Studying, Master's Degree

What is a Master’s Degree?

 

A Master’s degree is a type of postgraduate qualification that can be either taught or research-based. Courses are typically a year long and often culminate in a dissertation or project which forms a considerable portion of the grade you’ll receive at the end (often marked by Pass, Merit or Distinction). Master’s degrees can be split into two main types: a Master of Arts degree (MA) and a Master of Science (MSc).

 

 

Types of Master’s Degree

 

 

A Master of Arts Degree is the qualification awarded for a Master’s degree studied in an “Arts” subject, such as Literature, History or Social Studies. These types of qualification often end in a dissertation, in which you will write at length on a specific topic.

 

 

A Master of Science Degree is similar to an MA, but concerns “Science” subjects such as Physics and Mathematics.

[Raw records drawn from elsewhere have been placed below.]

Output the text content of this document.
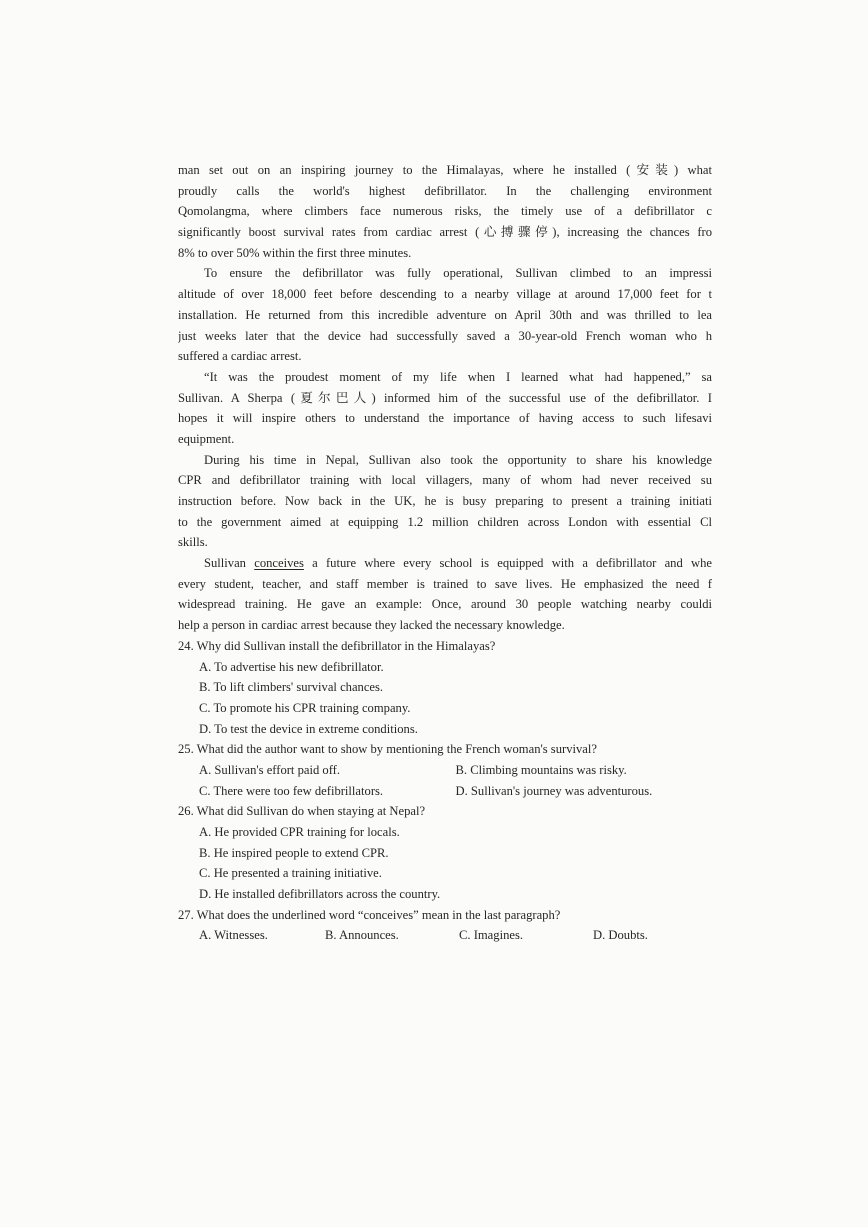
man set out on an inspiring journey to the Himalayas, where he installed (安装) what
proudly calls the world's highest defibrillator. In the challenging environment
Qomolangma, where climbers face numerous risks, the timely use of a defibrillator c
significantly boost survival rates from cardiac arrest (心搏骤停), increasing the chances fro
8% to over 50% within the first three minutes.
To ensure the defibrillator was fully operational, Sullivan climbed to an impressi
altitude of over 18,000 feet before descending to a nearby village at around 17,000 feet for t
installation. He returned from this incredible adventure on April 30th and was thrilled to lea
just weeks later that the device had successfully saved a 30-year-old French woman who h
suffered a cardiac arrest.
“It was the proudest moment of my life when I learned what had happened,” sa
Sullivan. A Sherpa (夏尔巴人) informed him of the successful use of the defibrillator. I
hopes it will inspire others to understand the importance of having access to such lifesavi
equipment.
During his time in Nepal, Sullivan also took the opportunity to share his knowledge
CPR and defibrillator training with local villagers, many of whom had never received su
instruction before. Now back in the UK, he is busy preparing to present a training initiati
to the government aimed at equipping 1.2 million children across London with essential Cl
skills.
Sullivan conceives a future where every school is equipped with a defibrillator and whe
every student, teacher, and staff member is trained to save lives. He emphasized the need f
widespread training. He gave an example: Once, around 30 people watching nearby couldi
help a person in cardiac arrest because they lacked the necessary knowledge.
24. Why did Sullivan install the defibrillator in the Himalayas?
A. To advertise his new defibrillator.
B. To lift climbers' survival chances.
C. To promote his CPR training company.
D. To test the device in extreme conditions.
25. What did the author want to show by mentioning the French woman's survival?
A. Sullivan's effort paid off.	B. Climbing mountains was risky.
C. There were too few defibrillators.	D. Sullivan's journey was adventurous.
26. What did Sullivan do when staying at Nepal?
A. He provided CPR training for locals.
B. He inspired people to extend CPR.
C. He presented a training initiative.
D. He installed defibrillators across the country.
27. What does the underlined word “conceives” mean in the last paragraph?
A. Witnesses.	B. Announces.	C. Imagines.	D. Doubts.
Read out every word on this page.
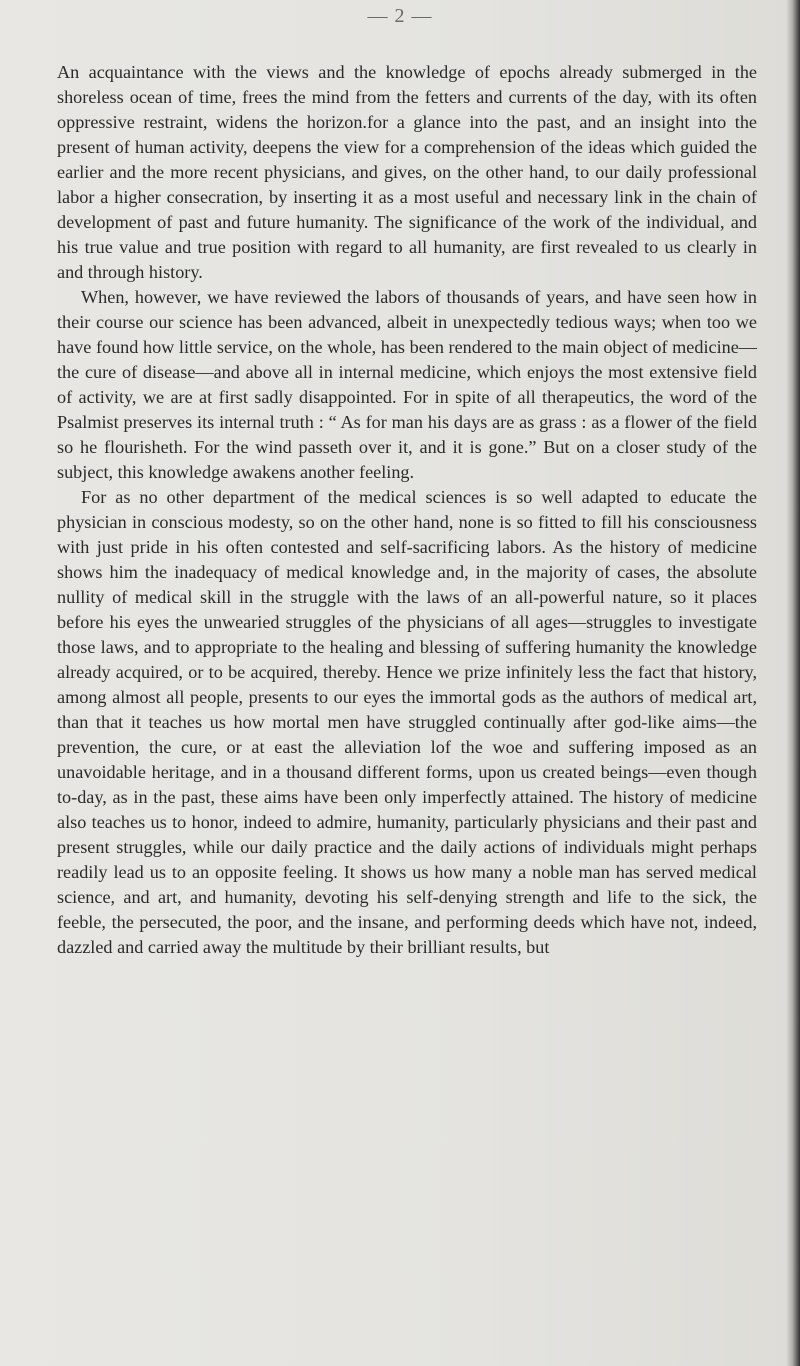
— 2 —

An acquaintance with the views and the knowledge of epochs already submerged in the shoreless ocean of time, frees the mind from the fetters and currents of the day, with its often oppressive restraint, widens the horizon.for a glance into the past, and an insight into the present of human activity, deepens the view for a comprehension of the ideas which guided the earlier and the more recent physicians, and gives, on the other hand, to our daily professional labor a higher consecration, by inserting it as a most useful and necessary link in the chain of development of past and future humanity. The significance of the work of the individual, and his true value and true position with regard to all humanity, are first revealed to us clearly in and through history.

When, however, we have reviewed the labors of thousands of years, and have seen how in their course our science has been advanced, albeit in unexpectedly tedious ways; when too we have found how little service, on the whole, has been rendered to the main object of medicine—the cure of disease—and above all in internal medicine, which enjoys the most extensive field of activity, we are at first sadly disappointed. For in spite of all therapeutics, the word of the Psalmist preserves its internal truth : “ As for man his days are as grass : as a flower of the field so he flourisheth. For the wind passeth over it, and it is gone.” But on a closer study of the subject, this knowledge awakens another feeling.

For as no other department of the medical sciences is so well adapted to educate the physician in conscious modesty, so on the other hand, none is so fitted to fill his consciousness with just pride in his often contested and self-sacrificing labors. As the history of medicine shows him the inadequacy of medical knowledge and, in the majority of cases, the absolute nullity of medical skill in the struggle with the laws of an all-powerful nature, so it places before his eyes the unwearied struggles of the physicians of all ages—struggles to investigate those laws, and to appropriate to the healing and blessing of suffering humanity the knowledge already acquired, or to be acquired, thereby. Hence we prize infinitely less the fact that history, among almost all people, presents to our eyes the immortal gods as the authors of medical art, than that it teaches us how mortal men have struggled continually after god-like aims—the prevention, the cure, or at east the alleviation lof the woe and suffering imposed as an unavoidable heritage, and in a thousand different forms, upon us created beings—even though to-day, as in the past, these aims have been only imperfectly attained. The history of medicine also teaches us to honor, indeed to admire, humanity, particularly physicians and their past and present struggles, while our daily practice and the daily actions of individuals might perhaps readily lead us to an opposite feeling. It shows us how many a noble man has served medical science, and art, and humanity, devoting his self-denying strength and life to the sick, the feeble, the persecuted, the poor, and the insane, and performing deeds which have not, indeed, dazzled and carried away the multitude by their brilliant results, but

As with an MA, these courses will usually last for a year.

 

 

Why do a Master’s?

 

 

A Master’s degree is an excellent way of furthering your knowledge of a particular subject; it can enhance your employment prospects by equipping you with a certain skill-set or act as a gateway into further education (by bridging the gap between an undergraduate degree and a PhD). A Master’s degree is also an internationally recognised qualification, meaning overseas employers and educators should see its value.